ECB’s de Guindos Says Top-Down Stress Tests Reveal Vulnerabilities Beyond EU-Wide Exercise
19 November 2025

By David Barwick – FRANKFURT (Econostream) – European Central Bank Vice President Luis de Guindos said Wednesday that while the 2025 EU-wide stress test confirmed banks’ resilience, broader top-down analyses uncovered pockets of vulnerability that support a cautious stance on capital buffers.
In a blog post on the website of the ECB, de Guindos said the bottom-up exercise did not capture several important shock channels, including deleveraging, contagion between banks and non-banks, and climate-related risks.
Top-down stress testing using granular data from the EU-wide exercise provided additional insight into how banks and non-banks would react under an adverse scenario of recession, market turmoil and persistent inflation. Banks would reduce lending, which would improve their capital ratios but at the cost of worsening the downturn, he said.
According to de Guindos, the contraction of credit would lead to an additional cumulative real GDP decline of around 2 percentage points over three years compared with a scenario in which balance sheets remain static. Releasing available macroprudential buffers could moderate the effect but only modestly, he said.
The ECB’s system-wide model also examined second-round contagion risks from investment funds and insurance corporations. Investment funds faced the largest losses, followed by insurers, he said. For banks, spillovers produced only limited Common Equity Tier 1 depletion on average, though institutions with weaker hedging practices could be more affected.

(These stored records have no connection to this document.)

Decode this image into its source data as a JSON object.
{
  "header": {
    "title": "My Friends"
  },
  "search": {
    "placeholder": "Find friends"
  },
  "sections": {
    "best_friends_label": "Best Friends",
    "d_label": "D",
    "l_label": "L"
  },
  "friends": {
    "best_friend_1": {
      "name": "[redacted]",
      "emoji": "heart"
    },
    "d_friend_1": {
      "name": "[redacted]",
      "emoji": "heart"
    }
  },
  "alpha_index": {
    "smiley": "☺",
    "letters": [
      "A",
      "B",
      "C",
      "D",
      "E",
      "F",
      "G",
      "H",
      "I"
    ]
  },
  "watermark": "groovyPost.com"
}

He said the findings underscored the need for a system-wide perspective because solvency-driven liquidity pressures in non-banks could trigger market reactions that propagate through the financial system.

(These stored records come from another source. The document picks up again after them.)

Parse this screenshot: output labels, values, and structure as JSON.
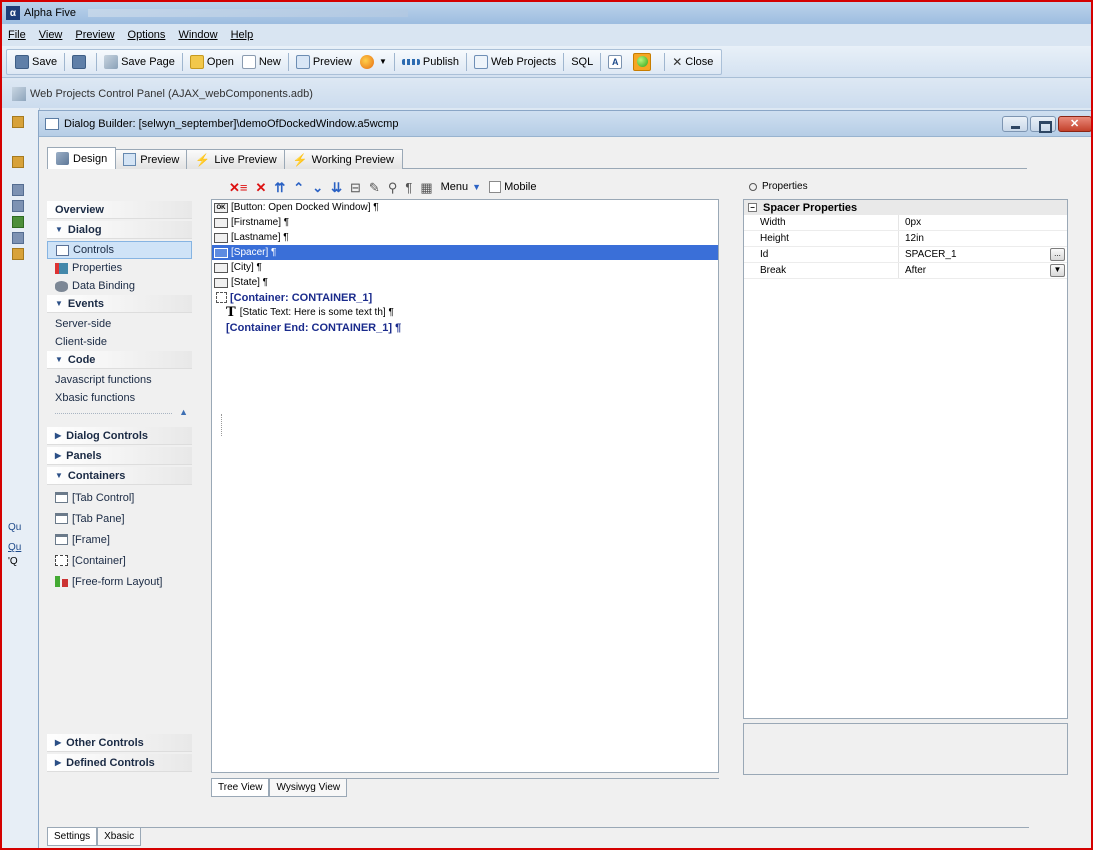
{
  "app": {
    "title": "Alpha Five",
    "logo_letter": "α"
  },
  "menu": [
    "File",
    "View",
    "Preview",
    "Options",
    "Window",
    "Help"
  ],
  "toolbar": {
    "save": "Save",
    "save_page": "Save Page",
    "open": "Open",
    "new": "New",
    "preview": "Preview",
    "publish": "Publish",
    "web_projects": "Web Projects",
    "sql": "SQL",
    "close": "Close"
  },
  "project_panel": {
    "title": "Web Projects Control Panel (AJAX_webComponents.adb)"
  },
  "dialog_builder": {
    "title": "Dialog Builder: [selwyn_september]\\demoOfDockedWindow.a5wcmp",
    "tabs": [
      "Design",
      "Preview",
      "Live Preview",
      "Working Preview"
    ]
  },
  "nav": {
    "overview": "Overview",
    "dialog": "Dialog",
    "controls": "Controls",
    "properties": "Properties",
    "data_binding": "Data Binding",
    "events": "Events",
    "server_side": "Server-side",
    "client_side": "Client-side",
    "code": "Code",
    "javascript_functions": "Javascript functions",
    "xbasic_functions": "Xbasic functions",
    "dialog_controls": "Dialog Controls",
    "panels": "Panels",
    "containers": "Containers",
    "tab_control": "[Tab Control]",
    "tab_pane": "[Tab Pane]",
    "frame": "[Frame]",
    "container": "[Container]",
    "free_form_layout": "[Free-form Layout]",
    "other_controls": "Other Controls",
    "defined_controls": "Defined Controls"
  },
  "editor_toolbar": {
    "menu_label": "Menu",
    "mobile_label": "Mobile"
  },
  "tree": {
    "rows": [
      {
        "text": "[Button: Open Docked Window] ¶",
        "type": "button"
      },
      {
        "text": "[Firstname] ¶",
        "type": "field"
      },
      {
        "text": "[Lastname] ¶",
        "type": "field"
      },
      {
        "text": "[Spacer] ¶",
        "type": "spacer",
        "selected": true
      },
      {
        "text": "[City] ¶",
        "type": "field"
      },
      {
        "text": "[State] ¶",
        "type": "field"
      },
      {
        "text": "[Container: CONTAINER_1]",
        "type": "container-start"
      },
      {
        "text": "[Static Text: Here is some text th] ¶",
        "type": "static"
      },
      {
        "text": "[Container End: CONTAINER_1] ¶",
        "type": "container-end"
      }
    ],
    "views": [
      "Tree View",
      "Wysiwyg View"
    ]
  },
  "properties": {
    "label": "Properties",
    "section": "Spacer Properties",
    "rows": [
      {
        "name": "Width",
        "value": "0px"
      },
      {
        "name": "Height",
        "value": "12in"
      },
      {
        "name": "Id",
        "value": "SPACER_1"
      },
      {
        "name": "Break",
        "value": "After"
      }
    ]
  },
  "bottom_tabs": [
    "Settings",
    "Xbasic"
  ],
  "side_strip": {
    "labels": [
      "Qu",
      "Qu",
      "'Q"
    ]
  }
}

De Guindos wrote that top-down analysis also allowed climate-related risks to be incorporated. Transition risk assumptions increased projected credit losses by about 70bp, driven largely by exposures to energy-intensive sectors, he said. Physical risks, such as flooding, produced a similar impact, he said.

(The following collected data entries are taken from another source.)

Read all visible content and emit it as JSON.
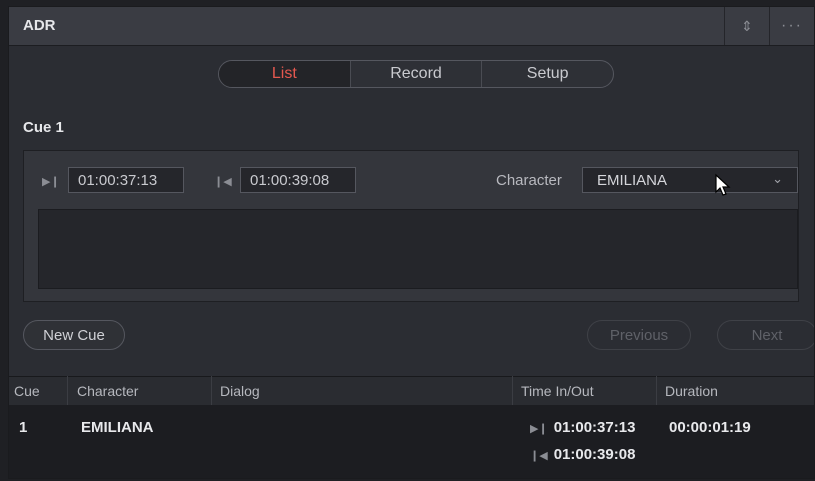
{
  "header": {
    "title": "ADR",
    "sort_icon": "up-down-arrows-icon",
    "more_icon": "ellipsis-icon"
  },
  "tabs": [
    {
      "label": "List",
      "active": true
    },
    {
      "label": "Record",
      "active": false
    },
    {
      "label": "Setup",
      "active": false
    }
  ],
  "cue": {
    "label": "Cue 1",
    "time_in": "01:00:37:13",
    "time_out": "01:00:39:08",
    "character_label": "Character",
    "character_value": "EMILIANA",
    "dialog": ""
  },
  "buttons": {
    "new_cue": "New Cue",
    "previous": "Previous",
    "next": "Next"
  },
  "table": {
    "headers": [
      "Cue",
      "Character",
      "Dialog",
      "Time In/Out",
      "Duration"
    ],
    "rows": [
      {
        "cue": "1",
        "character": "EMILIANA",
        "dialog": "",
        "time_in": "01:00:37:13",
        "time_out": "01:00:39:08",
        "duration": "00:00:01:19"
      }
    ]
  },
  "colors": {
    "active_tab": "#e5584f",
    "panel": "#2b2d33",
    "header": "#3a3c43"
  }
}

Taking into account all extensions, along with banks’ deleveraging and methodological adjustments, the ECB estimated slightly higher net capital depletion for the EU banking sector, though aggregate results remained below the final outcome of the 2023 stress test. Vulnerabilities, however, were significant for certain business models, he said.
He argued that these results support maintaining a cautious approach to capital buffers. Bottom-up tests remain essential for precision, but top-down models offer flexibility, broader coverage and lower reporting burdens, he said.
De Guindos added that such models help reduce potential biases from banks’ tactical behavior in bottom-up submissions and allow policymakers to test risks not covered by standard methodologies.